Word Tokens: ['Tokenization', 'is', 'essential', 'for', 'text', 'processing', '.']


[nltk_data]   Unzipping tokenizers/punkt_tab.zip.


- ### 4.2 Sentence Tokenization with nltk

In [3]:
from nltk.tokenize import sent_tokenize


paragraph = "Tokenization is crucial in NLP. It helps machines understand language."


sentences = sent_tokenize(paragraph)
print("Sentences:", sentences)


Sentences: ['Tokenization is crucial in NLP.', 'It helps machines understand language.']


### Exercise 4: Sentence tokenization
### Tokenize the paragraph into individual sentences, observing how NLTK deals with abbreviations.

In [5]:
paragraph = "Dr. Smith is a renowned scientist. He earned his Ph.D. in AI in 2020. Can you believe that?"


### Exercise 5 : Word Tokenization

### Tokenize this sentence into individual words using the word_tokenize function from NLTK.

In [6]:
sentence = "NLTK is a powerful Python library for natural language processing!"


### Exercise 6: Word tokenize

### Tokenize a sentence into words, remove punctuation, and filter out stop words.

### Hint: use from nltk.corpus import stopwords

In [7]:
sentence = "The quick brown fox, jumps over a lazy dog!"


## 5 Subword Tokenization with Byte Pair Encoding (BPE) 

In [8]:
from transformers import AutoTokenizer

tokenizer = AutoTokenizer.from_pretrained('bert-base-uncased')

text = "Tokenization is a critical step for language models."
tokens = tokenizer.tokenize(text)
print("Subword Tokens:", tokens)


  from .autonotebook import tqdm as notebook_tqdm


Subword Tokens: ['token', '##ization', 'is', 'a', 'critical', 'step', 'for', 'language', 'models', '.']


### Exercise 7 : BPE

### Try tokenizing this sentence: "Deep learning models require tokenization."
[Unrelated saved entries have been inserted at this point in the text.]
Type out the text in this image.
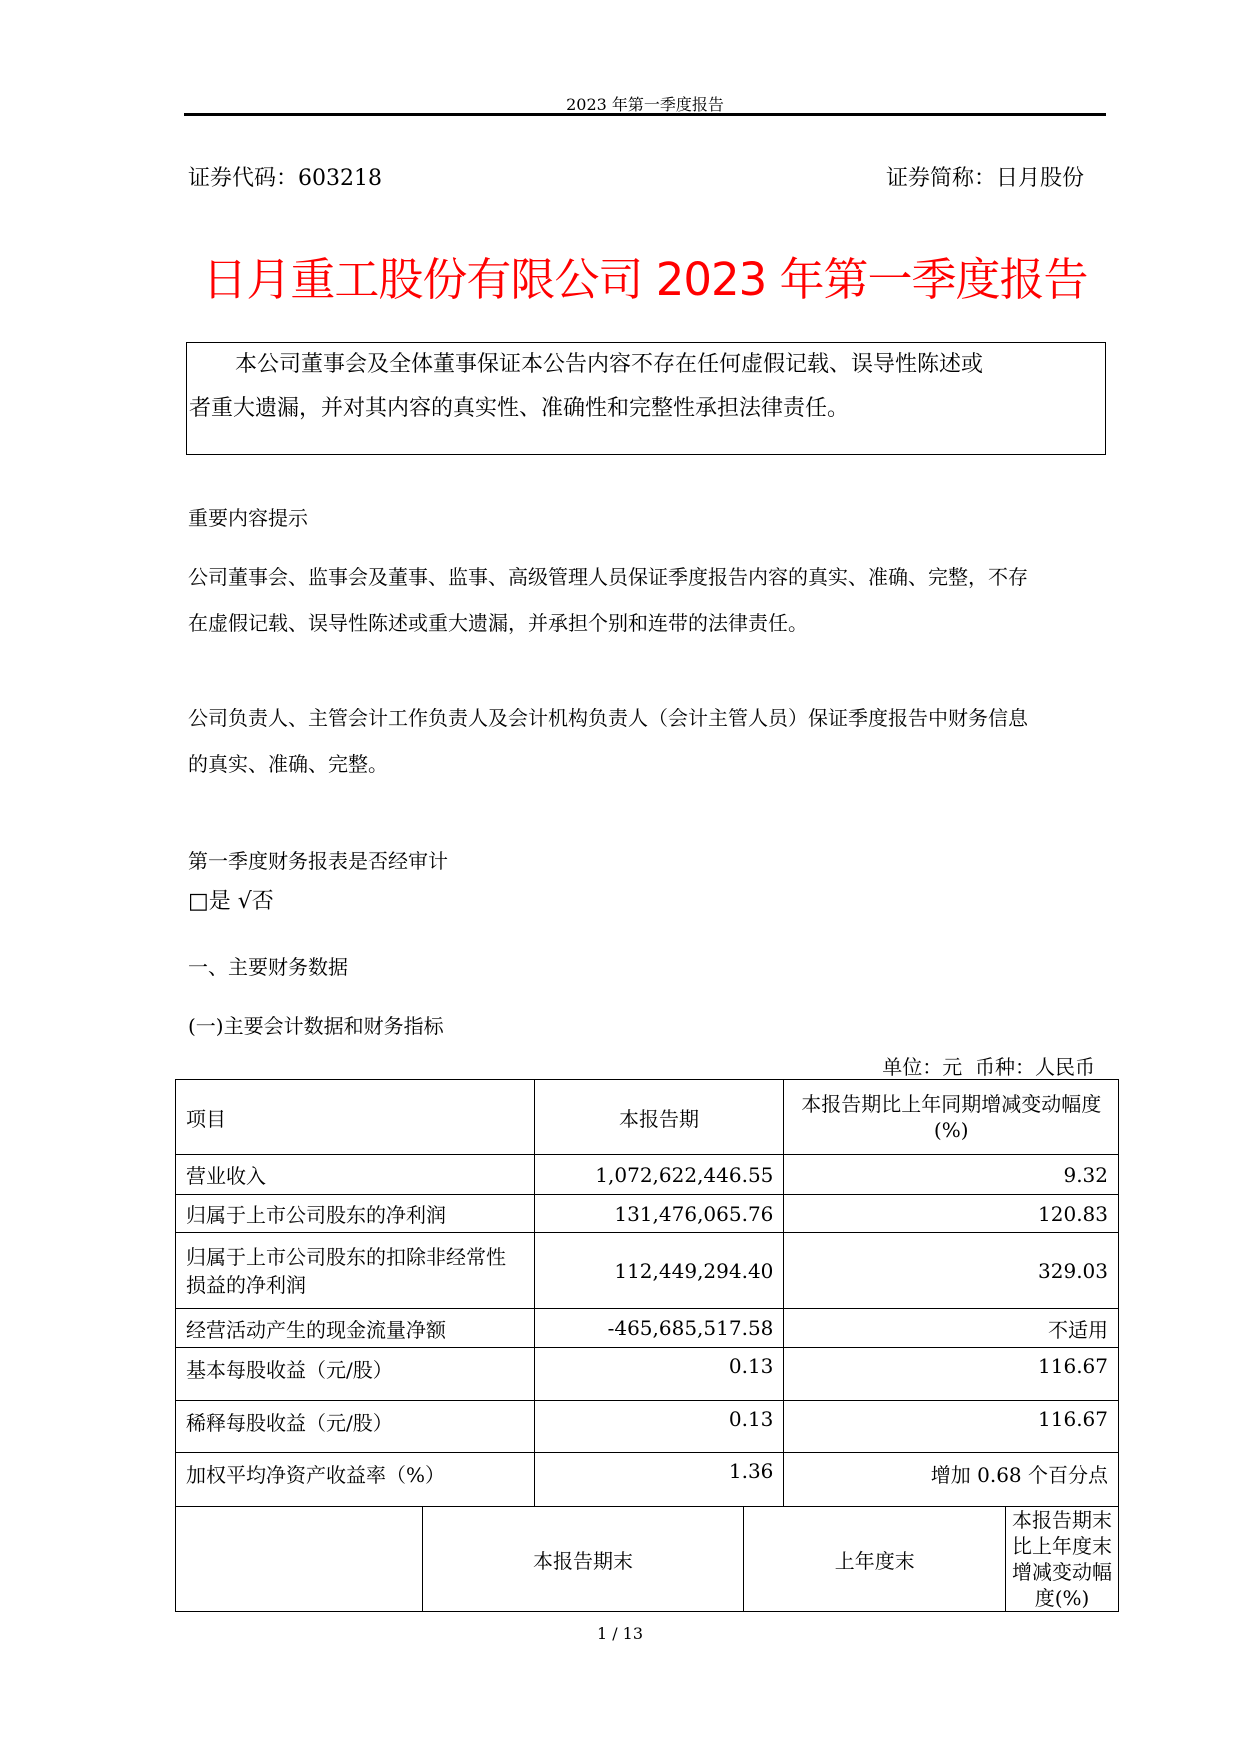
2023 年第一季度报告
证券代码：603218	证券简称：日月股份
日月重工股份有限公司 2023 年第一季度报告

本公司董事会及全体董事保证本公告内容不存在任何虚假记载、误导性陈述或

者重大遗漏，并对其内容的真实性、准确性和完整性承担法律责任。

重要内容提示
公司董事会、监事会及董事、监事、高级管理人员保证季度报告内容的真实、准确、完整，不存
在虚假记载、误导性陈述或重大遗漏，并承担个别和连带的法律责任。
公司负责人、主管会计工作负责人及会计机构负责人（会计主管人员）保证季度报告中财务信息
的真实、准确、完整。
第一季度财务报表是否经审计
□是 √否
一、主要财务数据
(一)主要会计数据和财务指标
单位：元  币种：人民币
项目		本报告期		本报告期比上年同期增减变动幅度(%)	
营业收入		1,072,622,446.55		9.32	
归属于上市公司股东的净利润		131,476,065.76		120.83	
归属于上市公司股东的扣除非经常性损益的净利润		112,449,294.40		329.03	
经营活动产生的现金流量净额		-465,685,517.58		不适用	
基本每股收益（元/股）		0.13		116.67	
稀释每股收益（元/股）		0.13		116.67	
加权平均净资产收益率（%）		1.36		增加 0.68 个百分点	
	本报告期末		上年度末		本报告期末比上年度末增减变动幅度(%)
1 / 13
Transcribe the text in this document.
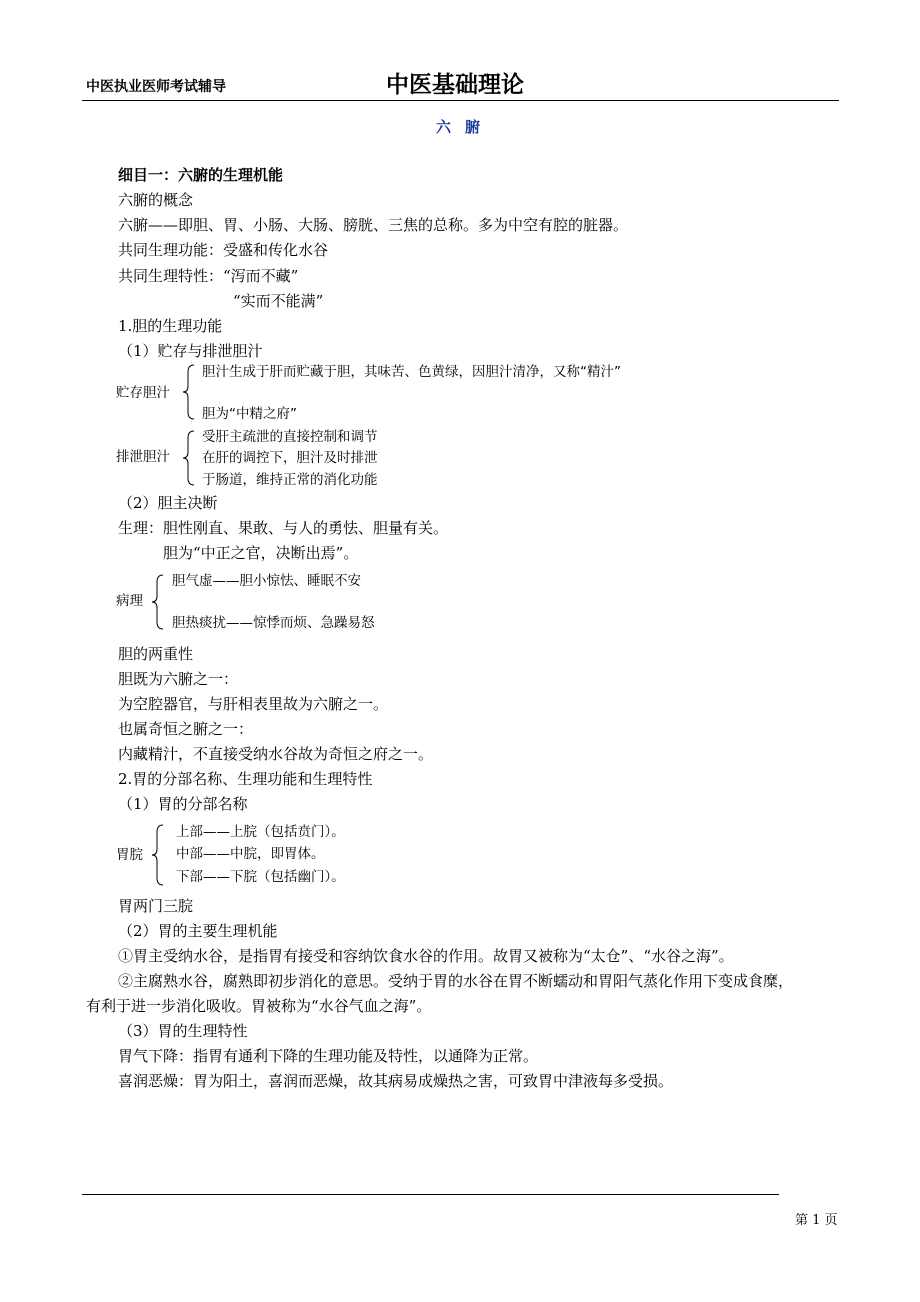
中医执业医师考试辅导	中医基础理论
六腑
细目一：六腑的生理机能
六腑的概念
六腑——即胆、胃、小肠、大肠、膀胱、三焦的总称。多为中空有腔的脏器。
共同生理功能：受盛和传化水谷
共同生理特性：“泻而不藏”
“实而不能满”
1.胆的生理功能
（1）贮存与排泄胆汁
贮存胆汁
胆汁生成于肝而贮藏于胆，其味苦、色黄绿，因胆汁清净，又称“精汁”
胆为“中精之府”
排泄胆汁
受肝主疏泄的直接控制和调节
在肝的调控下，胆汁及时排泄
于肠道，维持正常的消化功能
（2）胆主决断
生理：胆性刚直、果敢、与人的勇怯、胆量有关。
胆为“中正之官，决断出焉”。
病理
胆气虚——胆小惊怯、睡眠不安
胆热痰扰——惊悸而烦、急躁易怒
胆的两重性
胆既为六腑之一：
为空腔器官，与肝相表里故为六腑之一。
也属奇恒之腑之一：
内藏精汁，不直接受纳水谷故为奇恒之府之一。
2.胃的分部名称、生理功能和生理特性
（1）胃的分部名称
胃脘
上部——上脘（包括贲门）。
中部——中脘，即胃体。
下部——下脘（包括幽门）。
胃两门三脘
（2）胃的主要生理机能
①胃主受纳水谷，是指胃有接受和容纳饮食水谷的作用。故胃又被称为“太仓”、“水谷之海”。
②主腐熟水谷，腐熟即初步消化的意思。受纳于胃的水谷在胃不断蠕动和胃阳气蒸化作用下变成食糜，
有利于进一步消化吸收。胃被称为“水谷气血之海”。
（3）胃的生理特性
胃气下降：指胃有通利下降的生理功能及特性，以通降为正常。
喜润恶燥：胃为阳土，喜润而恶燥，故其病易成燥热之害，可致胃中津液每多受损。
第 1 页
## 6 Tokenization Challenges

- Ambiguity: Words like "don't" could be split into ["do", "n't"] depending on the tokenizer. Try asking chatgpt 4o how many 'r' in strawberry

- Languages: Tokenization rules differ by language (e.g., arabic tokenization is more complex).

- Subword vs. Word: The choice of tokenization can significantly affect the performance of models.